While that seems obvious, it was apparently overlooked by proponents of inclusionary zoning, which would allow Portland and other cities to require homebuilders to sell a fixed share of their new homes for less than market rates. Of course, that means they’ll have to raise the prices on the rest of the homes they build, meaning most houses become less affordable.
Here’s another piece of common sense ignored by these schemes: When the cost of new homes rises, the price of used homes follows. Sellers of existing homes naturally want to get as much as they can for their homes, so when new home costs increase, they can increase the amount they ask for their homes.
This means inclusionary zoning not only makes new homes less affordable, it makes existing housing less affordable as well. Owners of existing homes get windfall profits, but homebuyers lose.
Another piece of common sense: When government regulates the price of something, we get less of it, and the price goes up. Rent control may benefit existing renters, but it also discourages developers from building more rental housing, thus making rental housing less affordable overall.
This same applies to inclusionary zoning. Not only does such zoning force builders to sell most of the homes they build for higher prices, it leads them to build fewer homes overall. Inclusionary zoning has been conclusively proven to make housing less affordable.
Inclusionary zoning, rent control and other housing schemes are misplaced because they fail to address the real problem: land supply. Here’s a common‐sense rule: When government limits the supply of something and demand increases, prices go up. The elephants in the room that no one is talking about are Oregon’s urban‐growth boundaries.
Since 1980, the population within Portland’s urban‐growth boundary has grown by 70 percent, yet the boundary has been expanded by less than 15 percent. Land prices have grown by hundreds of percent and, despite the urban planners’ mantra, growing up instead of out does not make housing affordable.
Oregon’s housing affordability crisis can be directly traced to growth boundaries, which make homes cost twice as much as they should. Oregon legislators want to assuage their guilt for making housing unaffordable by passing measures that will provide affordable housing for a lucky few, but make housing even less affordable for everyone else.
While the growth boundaries impose huge costs on renters and homebuyers, they produce few of the benefits that are claimed for them. Supposedly they reduce urban‐service costs by a few thousand dollars per home. But what good are slightly lower service costs when houses cost $100,000 more than they should?
Growth boundaries are supposed to protect farms. But all of the urban areas in Oregon occupy just 1.5 percent of the state, and with or without boundaries urbanization is no threat to the productivity of Oregon farms, forests or open space.

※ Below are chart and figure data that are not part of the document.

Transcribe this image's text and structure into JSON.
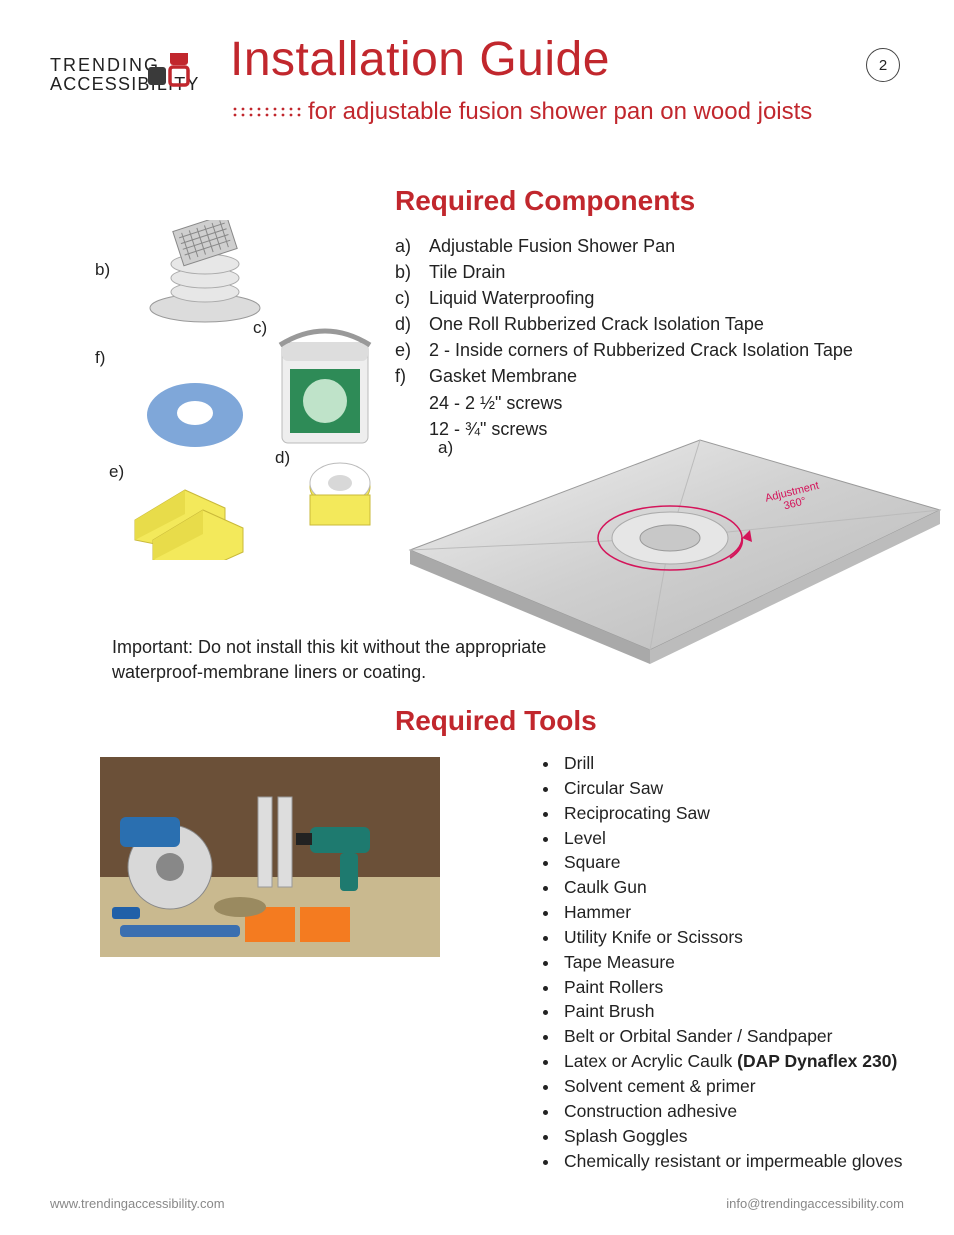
{
  "page_number": "2",
  "logo": {
    "word1": "TRENDING",
    "word2": "ACCESSIBILITY"
  },
  "title": "Installation Guide",
  "subtitle": "for adjustable fusion shower pan on wood joists",
  "components": {
    "heading": "Required Components",
    "items": [
      {
        "label": "a)",
        "text": "Adjustable Fusion Shower Pan"
      },
      {
        "label": "b)",
        "text": "Tile Drain"
      },
      {
        "label": "c)",
        "text": "Liquid Waterproofing"
      },
      {
        "label": "d)",
        "text": "One Roll Rubberized Crack Isolation Tape"
      },
      {
        "label": "e)",
        "text": "2 - Inside corners of Rubberized Crack Isolation Tape"
      },
      {
        "label": "f)",
        "text": "Gasket Membrane"
      }
    ],
    "extra_lines": [
      "24 - 2 ½\" screws",
      "12 - ¾\" screws"
    ],
    "callouts": {
      "a": "a)",
      "b": "b)",
      "c": "c)",
      "d": "d)",
      "e": "e)",
      "f": "f)"
    },
    "pan_annotation_l1": "Adjustment",
    "pan_annotation_l2": "360°"
  },
  "important_note": "Important: Do not install this kit without the appropriate waterproof-membrane liners or coating.",
  "tools": {
    "heading": "Required Tools",
    "items": [
      {
        "text": "Drill"
      },
      {
        "text": "Circular Saw"
      },
      {
        "text": "Reciprocating Saw"
      },
      {
        "text": "Level"
      },
      {
        "text": "Square"
      },
      {
        "text": "Caulk Gun"
      },
      {
        "text": "Hammer"
      },
      {
        "text": "Utility Knife or Scissors"
      },
      {
        "text": "Tape Measure"
      },
      {
        "text": "Paint Rollers"
      },
      {
        "text": "Paint Brush"
      },
      {
        "text": "Belt or Orbital Sander / Sandpaper"
      },
      {
        "text": "Latex or Acrylic Caulk ",
        "bold_suffix": "(DAP Dynaflex 230)"
      },
      {
        "text": "Solvent cement & primer"
      },
      {
        "text": "Construction adhesive"
      },
      {
        "text": "Splash Goggles"
      },
      {
        "text": "Chemically resistant or impermeable gloves"
      }
    ]
  },
  "footer": {
    "left": "www.trendingaccessibility.com",
    "right": "info@trendingaccessibility.com"
  },
  "colors": {
    "accent": "#c1272d",
    "text": "#222222",
    "muted": "#888888"
  }
}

Supposedly, urban‐growth boundaries save energy and reduce driving. But midrise and high‐rise housing actually use more energy per square foot than single‐family homes (and cost more to build, too). Meanwhile, University of California, Irvine, economist David Brownstone has shown that the effects of density on driving are “too small to be useful” in saving energy or reducing pollution.
Merely expanding urban‐growth boundaries will do little to make housing more affordable. Most expansions have been small and have been followed by numerous other barriers to home construction in the expanded areas.
The only real solution for Oregon’s housing crisis is to eliminate the growth boundaries. Until then, everything else is just window dressing.